Тем не менее он был очень доволен, благодарил, говорил, как необходимо было ему там побывать. И поглядеть, и потрогать. (Кое-что он с присущей ему дотошностью успел там даже и замерить.)

Прицкера потом вызывали в обком, что-то там выясняли, расспрашивали, но особых неприятностей у него не было. Так что все обошлось сравнительно благополучно.

А спустя пятнадцать лет Александр Исаевич опубликовал (в «Новом мире») новую главу, дополняющую его книгу «Бодался теленок с дубом». Она называлась «Невидимки» и рассказывалось в ней обо всех людях, которые тайно помогали ему в пору его полуподпольного существования. Упоминались там и Фима с Прицкером — как раз в связи вот с этой самой историей его нелегального посещения Таврического дворца.

Даже в Таврический дворец, посмотреть зал заседаний думы и места февральского бурления — категорически отказано было мне пройти. И если все-таки попал я туда весной 1972 — русский писатель в русское памятное место при «русских вождях»! — то с риском и находчивостью двух евреев — Ефима Эткинда и Давида Петровича Прицкера…

Этой репликой Александра Исаевича Фима был ранен в самое сердце.

— Ты представляешь? — говорил он мне, заключая свой рассказ. — Я считал себя его другом.

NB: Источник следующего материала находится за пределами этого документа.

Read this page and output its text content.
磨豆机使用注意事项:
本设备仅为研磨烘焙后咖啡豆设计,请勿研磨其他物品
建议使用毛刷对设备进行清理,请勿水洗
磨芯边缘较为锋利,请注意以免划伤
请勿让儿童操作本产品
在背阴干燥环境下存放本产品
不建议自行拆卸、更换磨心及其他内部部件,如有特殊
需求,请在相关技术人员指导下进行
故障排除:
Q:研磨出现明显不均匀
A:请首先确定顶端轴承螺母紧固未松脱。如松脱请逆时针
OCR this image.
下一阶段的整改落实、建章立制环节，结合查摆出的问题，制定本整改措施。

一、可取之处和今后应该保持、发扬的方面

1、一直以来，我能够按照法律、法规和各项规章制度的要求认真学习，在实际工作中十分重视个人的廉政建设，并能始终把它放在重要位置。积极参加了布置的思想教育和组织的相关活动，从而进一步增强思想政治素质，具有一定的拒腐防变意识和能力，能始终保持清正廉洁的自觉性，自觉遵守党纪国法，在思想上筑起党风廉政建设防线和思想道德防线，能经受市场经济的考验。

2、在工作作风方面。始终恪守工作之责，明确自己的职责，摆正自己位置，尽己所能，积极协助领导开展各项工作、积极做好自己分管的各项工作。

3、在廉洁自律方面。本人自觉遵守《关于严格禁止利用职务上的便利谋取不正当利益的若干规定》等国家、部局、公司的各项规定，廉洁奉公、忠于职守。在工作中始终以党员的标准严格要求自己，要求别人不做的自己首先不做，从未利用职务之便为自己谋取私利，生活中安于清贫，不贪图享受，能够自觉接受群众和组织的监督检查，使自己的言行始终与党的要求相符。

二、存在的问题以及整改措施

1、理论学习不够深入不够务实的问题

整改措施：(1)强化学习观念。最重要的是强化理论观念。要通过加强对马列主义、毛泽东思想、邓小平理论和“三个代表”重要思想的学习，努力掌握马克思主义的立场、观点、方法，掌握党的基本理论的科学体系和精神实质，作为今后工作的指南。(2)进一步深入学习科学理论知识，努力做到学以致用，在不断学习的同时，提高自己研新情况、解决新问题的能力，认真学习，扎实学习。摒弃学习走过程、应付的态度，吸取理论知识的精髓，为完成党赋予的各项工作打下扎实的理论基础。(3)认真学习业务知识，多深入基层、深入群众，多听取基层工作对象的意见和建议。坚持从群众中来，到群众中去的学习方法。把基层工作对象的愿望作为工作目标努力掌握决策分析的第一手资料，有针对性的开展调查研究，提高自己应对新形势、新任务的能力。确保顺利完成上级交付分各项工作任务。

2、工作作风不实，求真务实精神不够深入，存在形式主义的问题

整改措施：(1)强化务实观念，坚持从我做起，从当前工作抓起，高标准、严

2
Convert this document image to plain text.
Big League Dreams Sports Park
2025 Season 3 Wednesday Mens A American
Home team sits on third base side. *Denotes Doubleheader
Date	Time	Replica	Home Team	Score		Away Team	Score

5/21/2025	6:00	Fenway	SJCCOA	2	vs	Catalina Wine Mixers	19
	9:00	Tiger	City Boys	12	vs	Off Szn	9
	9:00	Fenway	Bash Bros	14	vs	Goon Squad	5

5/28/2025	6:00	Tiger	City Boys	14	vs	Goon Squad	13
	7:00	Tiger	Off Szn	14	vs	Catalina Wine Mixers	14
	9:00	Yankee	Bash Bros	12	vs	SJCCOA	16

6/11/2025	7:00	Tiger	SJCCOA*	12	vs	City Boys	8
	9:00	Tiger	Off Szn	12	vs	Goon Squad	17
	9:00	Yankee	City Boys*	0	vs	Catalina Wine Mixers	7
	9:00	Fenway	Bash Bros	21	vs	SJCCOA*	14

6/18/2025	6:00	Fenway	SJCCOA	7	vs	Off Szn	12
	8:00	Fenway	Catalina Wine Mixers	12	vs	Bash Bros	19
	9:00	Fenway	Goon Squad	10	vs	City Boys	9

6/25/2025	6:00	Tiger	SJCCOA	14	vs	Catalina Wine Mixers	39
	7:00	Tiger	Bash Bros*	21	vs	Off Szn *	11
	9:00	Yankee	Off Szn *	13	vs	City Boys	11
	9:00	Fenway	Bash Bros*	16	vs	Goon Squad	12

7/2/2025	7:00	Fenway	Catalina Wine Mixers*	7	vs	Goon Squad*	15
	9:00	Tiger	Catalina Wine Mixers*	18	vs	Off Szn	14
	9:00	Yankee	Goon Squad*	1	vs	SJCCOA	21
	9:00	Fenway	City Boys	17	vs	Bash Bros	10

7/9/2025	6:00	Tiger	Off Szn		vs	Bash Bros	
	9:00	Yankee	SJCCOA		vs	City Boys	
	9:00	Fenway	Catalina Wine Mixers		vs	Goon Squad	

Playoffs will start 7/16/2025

Да и он как будто меня тоже. Дружба наша к моменту его высылки насчитывала уже десять лет. Он доверялся мне во всем, мы были — так я думал — очень близки друг другу. И вот оказывается, что мы — и я, и Давид — воспринимались им тогда как два еврея, два чужака, помогшие ему, коренному русаку, русскому по крови, проникнуть в заповедное место Российской истории.

— Но ведь он же не хотел этим сказать ничего плохого, — пытался я защитить Александра Исаевича. — Жало этой его «художественной сатиры» направлено ведь не в тебя с Давидом, а вот в этих самых «русских вождей», которые на самом деле никакие не русские. А «два еврея» — это у него просто вырвалось ненароком. Он даже и сам, верно, толком не понял, что сказал.

— Так ведь это даже еще хуже! — сказал Фима.

И тут я вынужден был согласиться, что, как это ни грустно, он прав.

Дело было не только в том, что Фима, который на протяжении целых десяти лет считал себя другом Александра Исаевича, на самом деле все эти годы был для него другим, чужим, не своим.

В действительности дело обстояло еще хуже.

Этой своей репликой Александр Исаевич открылся. Он — проговорился.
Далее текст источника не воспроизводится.